Len Castle, Born in Auckland in 1924, Castle graduated with a Bachelor of Science in 1946 from University of Auckland and trained as a secondary school teacher, eventually taking a lecturing position at the Auckland College of Education. His first experience of pottery was as a 10-year-old, seeing Olive Jones demonstrating at the Auckland Easter Show.

Castle began making his first pottery in 1947 and took night classes with Robert Nettleton Field at Avondale College, Auckland. In 1956 he moved to St Ives, Cornwall for a year to work with Bernard Leach and became a full-time potter in 1963. The same year he helped establish the New Zealand Society of Potters.[1]

In the early 1960s he had an architecturally designed house built in the bush of the Waitakere Ranges at 20 Tawini Road, Titirangi, with a kiln and rail system out the back, and a low basement which allowed pottery to be exhibited. Turning room for tour buses was provided in the street outside.

The Boyes family which bought the house demolished the kiln; however, the bricks from it form the paving round the lower part of the house, and shards from discarded pottery works can still be found amongst the clay soil of the bush behind.

In the early 1950s, Castle met Theo Schoon and Schoon decorated the surfaces of pots thrown and fired by Castle. In the 1960’s Schoon introduced him to the geothermal areas of the central North Island of New Zealand. Castle has continued to photograph this landscape area, which is also reflected in his pottery.

With the death of Len Castle, New Zealand lost one of its greatest potters who developed a long and innovative approach to clay that can be bound up in the search for national identity.

Castle began working with clay from 1947 experimenting with commercial clays and Westmere beach sand. He was a natural, understanding both its composition and plasticity. Recognition from Auckland Society of Arts and Auckland Art Gallery came during this time. His forms reflected broad influences – a leaning towards modernism through Crown Lynn and Scandinavian design, otherwise Bernard Leach’s Anglo-Oriental vision where oriental glazes and English slip ware were both experimented.

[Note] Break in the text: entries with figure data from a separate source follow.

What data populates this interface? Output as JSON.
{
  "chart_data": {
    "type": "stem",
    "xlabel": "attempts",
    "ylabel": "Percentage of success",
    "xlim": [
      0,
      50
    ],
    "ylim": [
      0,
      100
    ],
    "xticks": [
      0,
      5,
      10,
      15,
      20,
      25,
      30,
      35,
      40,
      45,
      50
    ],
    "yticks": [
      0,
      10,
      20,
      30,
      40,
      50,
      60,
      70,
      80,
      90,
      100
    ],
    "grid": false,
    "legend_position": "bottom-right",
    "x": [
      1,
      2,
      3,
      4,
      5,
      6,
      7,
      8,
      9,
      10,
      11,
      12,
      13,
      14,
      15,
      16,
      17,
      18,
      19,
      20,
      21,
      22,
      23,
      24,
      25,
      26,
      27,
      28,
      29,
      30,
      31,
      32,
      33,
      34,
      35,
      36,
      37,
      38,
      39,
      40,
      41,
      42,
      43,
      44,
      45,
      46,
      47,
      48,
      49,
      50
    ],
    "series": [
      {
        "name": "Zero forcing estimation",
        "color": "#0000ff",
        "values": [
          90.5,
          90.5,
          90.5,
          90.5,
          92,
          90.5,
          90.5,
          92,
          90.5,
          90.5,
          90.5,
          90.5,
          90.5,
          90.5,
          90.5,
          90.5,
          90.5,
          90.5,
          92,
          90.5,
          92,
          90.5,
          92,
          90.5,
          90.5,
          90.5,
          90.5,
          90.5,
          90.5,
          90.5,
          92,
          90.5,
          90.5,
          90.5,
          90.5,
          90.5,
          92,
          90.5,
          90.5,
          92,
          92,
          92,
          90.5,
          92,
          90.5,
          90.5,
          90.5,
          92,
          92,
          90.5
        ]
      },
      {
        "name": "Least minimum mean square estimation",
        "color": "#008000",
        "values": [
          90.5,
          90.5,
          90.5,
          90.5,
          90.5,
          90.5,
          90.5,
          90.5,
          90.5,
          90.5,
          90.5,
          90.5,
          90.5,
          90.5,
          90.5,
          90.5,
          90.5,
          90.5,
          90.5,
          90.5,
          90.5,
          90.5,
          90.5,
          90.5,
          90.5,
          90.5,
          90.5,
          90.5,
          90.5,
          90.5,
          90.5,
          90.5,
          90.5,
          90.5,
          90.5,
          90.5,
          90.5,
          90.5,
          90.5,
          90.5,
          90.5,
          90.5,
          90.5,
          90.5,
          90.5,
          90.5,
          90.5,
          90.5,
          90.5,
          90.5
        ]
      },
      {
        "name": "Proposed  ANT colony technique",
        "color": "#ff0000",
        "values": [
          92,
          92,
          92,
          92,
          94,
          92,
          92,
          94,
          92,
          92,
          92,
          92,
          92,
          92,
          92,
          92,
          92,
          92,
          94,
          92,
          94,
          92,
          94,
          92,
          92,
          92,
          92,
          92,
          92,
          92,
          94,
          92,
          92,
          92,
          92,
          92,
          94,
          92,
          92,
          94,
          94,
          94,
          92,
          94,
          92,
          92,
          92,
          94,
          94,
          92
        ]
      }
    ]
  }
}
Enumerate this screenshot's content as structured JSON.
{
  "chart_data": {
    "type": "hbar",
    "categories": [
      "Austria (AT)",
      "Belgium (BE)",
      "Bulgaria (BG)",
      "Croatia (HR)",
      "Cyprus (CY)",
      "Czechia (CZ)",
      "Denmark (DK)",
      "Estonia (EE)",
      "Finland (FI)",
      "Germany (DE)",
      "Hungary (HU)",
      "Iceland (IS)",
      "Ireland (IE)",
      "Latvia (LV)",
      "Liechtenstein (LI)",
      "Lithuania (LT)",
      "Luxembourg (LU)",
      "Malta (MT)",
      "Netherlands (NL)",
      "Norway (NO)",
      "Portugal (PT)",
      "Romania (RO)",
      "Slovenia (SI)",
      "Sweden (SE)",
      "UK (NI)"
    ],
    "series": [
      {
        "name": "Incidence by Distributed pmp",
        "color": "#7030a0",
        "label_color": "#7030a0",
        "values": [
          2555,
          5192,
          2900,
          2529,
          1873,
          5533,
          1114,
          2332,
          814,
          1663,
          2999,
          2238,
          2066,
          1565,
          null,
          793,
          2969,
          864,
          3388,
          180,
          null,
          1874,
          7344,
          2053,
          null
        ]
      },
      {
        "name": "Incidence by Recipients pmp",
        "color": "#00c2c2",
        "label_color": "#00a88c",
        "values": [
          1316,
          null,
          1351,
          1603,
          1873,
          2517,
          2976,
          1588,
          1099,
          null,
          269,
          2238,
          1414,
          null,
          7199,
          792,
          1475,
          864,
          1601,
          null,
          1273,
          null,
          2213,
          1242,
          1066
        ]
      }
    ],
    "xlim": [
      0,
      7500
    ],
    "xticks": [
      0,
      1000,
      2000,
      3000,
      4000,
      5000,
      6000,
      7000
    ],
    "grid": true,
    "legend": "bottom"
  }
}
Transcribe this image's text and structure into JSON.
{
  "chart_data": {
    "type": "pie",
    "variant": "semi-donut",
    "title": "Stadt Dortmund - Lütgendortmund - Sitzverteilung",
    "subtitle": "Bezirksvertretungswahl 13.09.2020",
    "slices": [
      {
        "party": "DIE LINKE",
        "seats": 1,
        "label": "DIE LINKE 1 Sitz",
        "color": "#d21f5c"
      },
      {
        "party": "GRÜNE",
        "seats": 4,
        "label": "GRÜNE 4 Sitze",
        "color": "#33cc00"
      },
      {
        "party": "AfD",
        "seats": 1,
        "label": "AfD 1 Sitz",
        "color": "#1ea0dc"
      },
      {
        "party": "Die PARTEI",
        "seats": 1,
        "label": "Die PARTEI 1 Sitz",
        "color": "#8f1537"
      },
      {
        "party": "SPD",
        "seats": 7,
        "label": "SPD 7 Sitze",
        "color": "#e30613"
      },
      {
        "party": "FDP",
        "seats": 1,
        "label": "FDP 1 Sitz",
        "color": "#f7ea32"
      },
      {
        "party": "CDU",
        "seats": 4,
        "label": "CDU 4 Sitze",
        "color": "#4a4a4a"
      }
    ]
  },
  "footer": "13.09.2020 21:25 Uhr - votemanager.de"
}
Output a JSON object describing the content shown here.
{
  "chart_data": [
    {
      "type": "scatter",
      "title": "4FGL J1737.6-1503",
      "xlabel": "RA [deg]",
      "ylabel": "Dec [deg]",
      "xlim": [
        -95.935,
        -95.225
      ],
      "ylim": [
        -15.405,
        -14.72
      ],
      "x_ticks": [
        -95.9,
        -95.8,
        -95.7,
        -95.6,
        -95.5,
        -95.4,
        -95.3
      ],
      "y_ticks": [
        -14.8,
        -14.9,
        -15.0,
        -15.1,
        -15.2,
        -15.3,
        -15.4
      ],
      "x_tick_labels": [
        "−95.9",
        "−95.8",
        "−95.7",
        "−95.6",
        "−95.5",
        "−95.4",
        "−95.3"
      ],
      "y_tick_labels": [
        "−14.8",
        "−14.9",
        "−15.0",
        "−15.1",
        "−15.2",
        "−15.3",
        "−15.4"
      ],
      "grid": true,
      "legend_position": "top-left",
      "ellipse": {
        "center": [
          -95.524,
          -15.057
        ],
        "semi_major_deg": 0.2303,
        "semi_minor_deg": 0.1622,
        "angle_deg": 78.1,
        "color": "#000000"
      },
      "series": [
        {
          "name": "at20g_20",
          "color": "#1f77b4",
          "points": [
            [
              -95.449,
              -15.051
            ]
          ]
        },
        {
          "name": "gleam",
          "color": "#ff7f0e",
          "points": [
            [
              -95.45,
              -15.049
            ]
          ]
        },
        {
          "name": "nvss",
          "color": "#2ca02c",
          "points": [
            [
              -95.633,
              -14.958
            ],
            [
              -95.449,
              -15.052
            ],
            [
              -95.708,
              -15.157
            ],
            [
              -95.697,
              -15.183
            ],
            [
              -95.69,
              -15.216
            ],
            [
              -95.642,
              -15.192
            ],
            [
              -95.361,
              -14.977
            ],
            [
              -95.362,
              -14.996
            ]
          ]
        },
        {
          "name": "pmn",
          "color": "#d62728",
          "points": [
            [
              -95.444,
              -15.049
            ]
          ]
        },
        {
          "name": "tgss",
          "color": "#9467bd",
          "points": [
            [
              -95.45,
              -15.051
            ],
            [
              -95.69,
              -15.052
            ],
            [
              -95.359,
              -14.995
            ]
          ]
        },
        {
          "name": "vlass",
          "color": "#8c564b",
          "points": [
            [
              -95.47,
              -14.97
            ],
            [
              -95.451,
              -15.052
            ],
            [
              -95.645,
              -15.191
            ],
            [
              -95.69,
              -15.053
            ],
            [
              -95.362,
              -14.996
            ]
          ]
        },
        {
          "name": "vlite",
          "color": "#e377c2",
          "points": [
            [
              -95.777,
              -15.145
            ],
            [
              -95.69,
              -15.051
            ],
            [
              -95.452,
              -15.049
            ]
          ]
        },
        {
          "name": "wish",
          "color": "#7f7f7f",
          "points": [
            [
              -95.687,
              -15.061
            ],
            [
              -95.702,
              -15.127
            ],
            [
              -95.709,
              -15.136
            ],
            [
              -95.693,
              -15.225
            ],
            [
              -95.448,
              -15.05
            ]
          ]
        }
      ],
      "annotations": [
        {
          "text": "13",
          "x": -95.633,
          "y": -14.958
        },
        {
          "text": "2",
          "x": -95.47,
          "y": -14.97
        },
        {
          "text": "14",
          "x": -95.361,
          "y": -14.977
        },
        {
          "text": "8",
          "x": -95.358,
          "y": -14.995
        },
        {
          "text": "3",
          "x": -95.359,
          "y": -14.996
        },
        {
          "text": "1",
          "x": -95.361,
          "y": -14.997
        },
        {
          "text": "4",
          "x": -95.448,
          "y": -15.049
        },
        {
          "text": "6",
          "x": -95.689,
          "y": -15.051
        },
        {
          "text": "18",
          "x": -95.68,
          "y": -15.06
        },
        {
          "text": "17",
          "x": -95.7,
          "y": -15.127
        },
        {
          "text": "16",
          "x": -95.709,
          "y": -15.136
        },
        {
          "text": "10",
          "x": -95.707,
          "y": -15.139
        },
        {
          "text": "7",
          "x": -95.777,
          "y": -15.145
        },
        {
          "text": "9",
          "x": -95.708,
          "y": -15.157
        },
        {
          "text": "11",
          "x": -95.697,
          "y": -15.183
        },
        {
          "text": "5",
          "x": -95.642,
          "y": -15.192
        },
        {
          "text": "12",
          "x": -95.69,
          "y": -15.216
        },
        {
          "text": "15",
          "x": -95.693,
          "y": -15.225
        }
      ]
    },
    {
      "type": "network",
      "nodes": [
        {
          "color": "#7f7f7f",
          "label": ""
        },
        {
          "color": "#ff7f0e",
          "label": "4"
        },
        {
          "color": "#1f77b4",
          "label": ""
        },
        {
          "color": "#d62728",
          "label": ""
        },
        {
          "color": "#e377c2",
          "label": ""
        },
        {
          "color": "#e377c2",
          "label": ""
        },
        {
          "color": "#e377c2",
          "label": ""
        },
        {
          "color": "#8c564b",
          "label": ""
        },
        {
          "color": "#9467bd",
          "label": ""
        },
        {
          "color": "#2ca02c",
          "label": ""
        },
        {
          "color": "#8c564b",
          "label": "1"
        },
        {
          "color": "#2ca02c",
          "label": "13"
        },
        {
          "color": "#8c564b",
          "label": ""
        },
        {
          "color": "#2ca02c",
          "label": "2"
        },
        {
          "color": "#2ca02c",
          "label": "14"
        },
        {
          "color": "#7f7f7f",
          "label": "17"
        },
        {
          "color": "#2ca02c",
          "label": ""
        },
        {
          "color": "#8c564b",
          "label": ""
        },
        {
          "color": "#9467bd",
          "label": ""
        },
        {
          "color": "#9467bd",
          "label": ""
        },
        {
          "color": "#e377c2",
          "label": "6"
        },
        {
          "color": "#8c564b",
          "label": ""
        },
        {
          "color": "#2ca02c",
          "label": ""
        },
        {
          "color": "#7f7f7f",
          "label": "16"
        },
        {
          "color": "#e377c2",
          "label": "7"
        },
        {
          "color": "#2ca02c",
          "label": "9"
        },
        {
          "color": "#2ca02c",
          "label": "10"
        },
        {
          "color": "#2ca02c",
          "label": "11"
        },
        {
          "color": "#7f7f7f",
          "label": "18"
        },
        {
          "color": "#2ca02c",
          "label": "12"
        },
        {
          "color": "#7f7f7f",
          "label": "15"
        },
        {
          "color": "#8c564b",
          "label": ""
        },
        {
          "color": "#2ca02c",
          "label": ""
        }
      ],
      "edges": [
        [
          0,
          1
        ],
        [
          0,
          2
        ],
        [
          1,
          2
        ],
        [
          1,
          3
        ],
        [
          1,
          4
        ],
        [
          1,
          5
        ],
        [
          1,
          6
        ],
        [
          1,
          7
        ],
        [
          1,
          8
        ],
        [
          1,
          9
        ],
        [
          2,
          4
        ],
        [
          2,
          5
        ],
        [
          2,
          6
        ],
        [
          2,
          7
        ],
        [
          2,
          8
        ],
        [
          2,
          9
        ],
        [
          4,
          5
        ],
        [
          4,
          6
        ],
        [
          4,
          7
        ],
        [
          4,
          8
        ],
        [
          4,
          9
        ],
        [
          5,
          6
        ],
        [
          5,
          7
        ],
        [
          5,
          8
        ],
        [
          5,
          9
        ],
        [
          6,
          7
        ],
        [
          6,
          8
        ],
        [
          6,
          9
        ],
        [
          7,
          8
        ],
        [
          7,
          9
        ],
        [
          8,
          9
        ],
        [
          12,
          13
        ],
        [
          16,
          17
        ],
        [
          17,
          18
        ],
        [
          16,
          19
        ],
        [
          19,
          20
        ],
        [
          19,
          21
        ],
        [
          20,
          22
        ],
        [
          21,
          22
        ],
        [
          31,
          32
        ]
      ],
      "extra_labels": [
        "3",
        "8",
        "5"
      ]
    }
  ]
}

From the late 1960’s, Castle began to reach beyond the Anglo-Oriental and create new unglazed forms that reflected his fascination for the inner qualities of clay. He talked about the process of rolling, folding, stretching and compressing clay that brought strong textural qualities which, at the time, Castle maintained were interpreted wrongly by others to suggest an association with natural forms.